October 1st, 2008 at 3:25 pm
If the rest of the book is as interesting then I definitely need to put “The Tipping Point” on my to-read list. Assuming the findings are correct (and they seem to match the data), your conclusion has given me some real food for thought.
As a brand new father, I find myself thinking a lot about what sort of role and impact I’ll have as I raise my son. My hope at this point is that I can teach him to be a rational, independent thinker without being overly jaded or cynical. I guess this means I need to nudge him towards situations and social circles that will reinforce this.
October 2nd, 2008 at 6:40 pm
I read some of Judith Harris’ book, after reading this part of The Tipping Point – she agrees with you – that is the best thing you can do for your children, is to surround them with positive role models.

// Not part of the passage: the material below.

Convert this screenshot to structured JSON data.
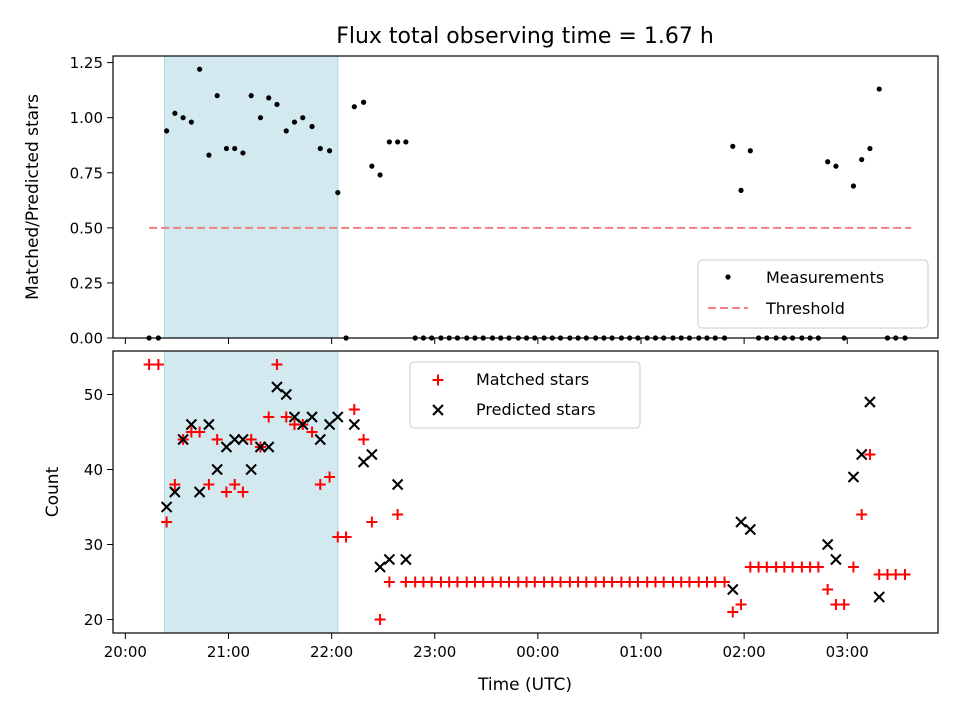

October 4th, 2008 at 9:48 pm
In the early years you are the most important peer. As the time goes on, your influence will wane. My belief is that the early years will influence the kinds of peers they pick. You will not pick their peers, they will. Our kid has been showing strong preferences for certain kids since about 18 months.
I have a 2 1/2 year old, and we are a work-AH dad, and stay-AH mom. Spending as much time as possible with the kid has worked out really well for us. The amount of work is brutal. It is really hard to find non-family help willing to give it 100% all of the time.
There is so much kids literature out there, you can find advocates for every point of view. I enjoyed the scientific bent of “What’s Going on in There? : How the Brain and Mind Develop in the First Five Years of Life” by Lise Eliot, PhD.